将来のエネルギー選択に関して、原子力発電の擁護派と再生可能エネルギーの推進派の間で、白か黒かというイデオロギー的な議論が繰り広げられているが、どちらも現実味を欠いている。
それぞれ一長一短のある各エネルギー源をいかに上手に組み合わせて、経済性・安定性の維持と環境負荷軽減、放射能汚染リスクを最小化するかを考える必要がある。


天然ガスの積極利用を

今後のエネルギー選択を考える上で鍵となるのは、天然ガスの積極利用とエネルギー源と地域の分散化、多様化である。

日本における天然ガス利用のシェアは15%であるが、ドイツ、米国では25%、英国やイタリアでは40%、ロシアでは50%以上となっている。

天然ガスは石炭よりもCO2排出量が低く、資源量が豊富である。近年は技術革新により、シェールガスと呼ばれる従来利用できなかったガス資源を利用できるようになった。その埋蔵量は400年分以上あるとされている。

また、天然ガスを活用することは、省エネにもつながる。

火力発電の平均発電効率は4割弱で、化石燃料が本来持っているエネルギーの約6割は電気にならず全く無駄に廃熱として環境に捨てられている。日本全体のエネルギー需要サイドの電力化率が25%程度に過ぎないのに、エネルギー投入サイドの電力化率は45%もあるのは、火力発電の発電効率の低さにある。

火力発電の発電効率を高めるには、従来型の石炭火力発電所を、最新型の天然ガス・コンバインドサイクル発電に切り替えることである。これによって、発電効率は5割向上し、CO2排出量は2/3も減る。他の省エネ代替手段に比べ、コストも安い。仮に既存の石炭火力発電所をすべて切り替えると、原子力発電所がすべてなくなっても、排出量は変わらない。

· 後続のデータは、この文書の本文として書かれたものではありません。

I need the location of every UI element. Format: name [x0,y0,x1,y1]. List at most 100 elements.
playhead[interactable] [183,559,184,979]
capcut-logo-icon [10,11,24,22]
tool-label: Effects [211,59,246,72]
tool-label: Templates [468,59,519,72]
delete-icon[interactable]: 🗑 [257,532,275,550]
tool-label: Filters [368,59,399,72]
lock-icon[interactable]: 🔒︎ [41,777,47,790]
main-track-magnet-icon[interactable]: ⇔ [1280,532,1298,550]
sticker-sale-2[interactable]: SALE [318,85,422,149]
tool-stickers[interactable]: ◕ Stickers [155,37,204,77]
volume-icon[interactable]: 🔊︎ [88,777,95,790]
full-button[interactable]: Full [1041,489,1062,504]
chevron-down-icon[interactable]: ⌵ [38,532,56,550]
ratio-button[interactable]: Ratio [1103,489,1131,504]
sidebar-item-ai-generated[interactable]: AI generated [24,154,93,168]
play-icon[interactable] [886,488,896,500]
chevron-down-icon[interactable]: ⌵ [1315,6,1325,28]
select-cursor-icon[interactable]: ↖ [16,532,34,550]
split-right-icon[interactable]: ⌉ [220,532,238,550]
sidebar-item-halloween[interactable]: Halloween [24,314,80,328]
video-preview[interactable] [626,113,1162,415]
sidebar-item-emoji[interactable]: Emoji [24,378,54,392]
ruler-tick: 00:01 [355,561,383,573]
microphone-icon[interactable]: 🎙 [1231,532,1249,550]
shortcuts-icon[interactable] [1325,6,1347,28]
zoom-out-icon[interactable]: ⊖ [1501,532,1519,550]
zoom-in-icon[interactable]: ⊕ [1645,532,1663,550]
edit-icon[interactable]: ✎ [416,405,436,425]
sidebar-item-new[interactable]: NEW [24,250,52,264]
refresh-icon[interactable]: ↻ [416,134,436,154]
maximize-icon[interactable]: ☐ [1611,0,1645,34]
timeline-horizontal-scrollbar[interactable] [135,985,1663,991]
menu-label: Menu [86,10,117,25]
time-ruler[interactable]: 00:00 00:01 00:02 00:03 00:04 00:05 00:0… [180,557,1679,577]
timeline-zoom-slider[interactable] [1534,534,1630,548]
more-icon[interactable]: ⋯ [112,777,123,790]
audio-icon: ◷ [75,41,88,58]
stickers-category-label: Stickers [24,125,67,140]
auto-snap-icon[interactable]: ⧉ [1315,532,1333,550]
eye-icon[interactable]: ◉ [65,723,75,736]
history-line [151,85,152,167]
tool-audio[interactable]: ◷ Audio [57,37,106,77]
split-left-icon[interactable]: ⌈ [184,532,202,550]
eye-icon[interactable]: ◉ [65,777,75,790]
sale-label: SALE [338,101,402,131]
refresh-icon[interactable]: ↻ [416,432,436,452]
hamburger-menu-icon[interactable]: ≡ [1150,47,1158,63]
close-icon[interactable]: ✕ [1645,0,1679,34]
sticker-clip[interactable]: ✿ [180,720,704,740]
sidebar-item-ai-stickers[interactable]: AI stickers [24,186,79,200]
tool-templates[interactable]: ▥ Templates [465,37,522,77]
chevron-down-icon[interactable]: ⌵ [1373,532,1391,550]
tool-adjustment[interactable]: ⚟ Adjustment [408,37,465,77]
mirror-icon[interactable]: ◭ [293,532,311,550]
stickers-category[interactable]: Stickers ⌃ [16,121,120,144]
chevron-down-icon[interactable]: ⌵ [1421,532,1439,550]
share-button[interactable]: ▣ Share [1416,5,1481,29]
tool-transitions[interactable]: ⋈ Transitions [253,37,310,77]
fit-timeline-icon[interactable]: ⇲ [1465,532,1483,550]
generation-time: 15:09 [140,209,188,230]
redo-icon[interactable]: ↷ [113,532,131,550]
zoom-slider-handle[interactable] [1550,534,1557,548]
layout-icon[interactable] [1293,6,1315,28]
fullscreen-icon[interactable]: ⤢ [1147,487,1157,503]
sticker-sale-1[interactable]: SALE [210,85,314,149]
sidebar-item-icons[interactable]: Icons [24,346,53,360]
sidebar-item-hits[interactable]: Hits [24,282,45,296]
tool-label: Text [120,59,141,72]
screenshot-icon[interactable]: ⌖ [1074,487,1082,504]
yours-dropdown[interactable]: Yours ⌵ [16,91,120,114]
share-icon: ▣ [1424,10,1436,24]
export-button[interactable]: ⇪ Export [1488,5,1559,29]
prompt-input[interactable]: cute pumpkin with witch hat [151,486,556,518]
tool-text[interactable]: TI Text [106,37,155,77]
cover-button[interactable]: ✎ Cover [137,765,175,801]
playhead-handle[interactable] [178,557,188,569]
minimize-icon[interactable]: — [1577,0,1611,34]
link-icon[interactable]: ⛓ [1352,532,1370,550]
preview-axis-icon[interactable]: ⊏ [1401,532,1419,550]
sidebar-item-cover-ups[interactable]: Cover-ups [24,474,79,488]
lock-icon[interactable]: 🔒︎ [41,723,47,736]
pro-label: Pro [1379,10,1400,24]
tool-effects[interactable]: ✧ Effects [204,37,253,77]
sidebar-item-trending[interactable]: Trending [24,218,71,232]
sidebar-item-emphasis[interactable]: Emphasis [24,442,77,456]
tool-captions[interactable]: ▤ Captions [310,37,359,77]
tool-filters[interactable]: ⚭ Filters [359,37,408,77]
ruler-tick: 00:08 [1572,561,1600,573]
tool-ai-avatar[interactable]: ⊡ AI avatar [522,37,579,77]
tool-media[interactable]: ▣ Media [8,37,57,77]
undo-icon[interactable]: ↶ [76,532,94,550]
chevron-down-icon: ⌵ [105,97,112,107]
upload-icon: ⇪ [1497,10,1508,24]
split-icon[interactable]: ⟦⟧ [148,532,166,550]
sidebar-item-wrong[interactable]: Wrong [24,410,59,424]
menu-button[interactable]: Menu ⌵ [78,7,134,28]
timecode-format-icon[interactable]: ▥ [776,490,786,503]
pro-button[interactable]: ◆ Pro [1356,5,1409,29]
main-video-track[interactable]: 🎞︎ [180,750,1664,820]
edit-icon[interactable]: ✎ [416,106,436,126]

日本において、天然ガスの利用が進まなかったのは、天然ガスの輸入価格が米国の約3倍、欧州の2〜3割高と調達コストが高かったからである。その原因は、日本の電力会社の工夫と努力が不足していたためである。
これまで天然ガスの価格は長期契約により、石油価格を基準に決められてきた。調達コストは、結果的に電気料金という形で消費者に回されてきたと言える。今後は、天然ガスの仕入交渉にも努力を重ねる必要がある。

天然ガスの積極利用は、エネルギー安全保障の観点からも有効である。地理的のみならず、顔ぶれ的、方法的にも調達を多様化することは、エネルギーの安定供給を確保する上でも重要なことである。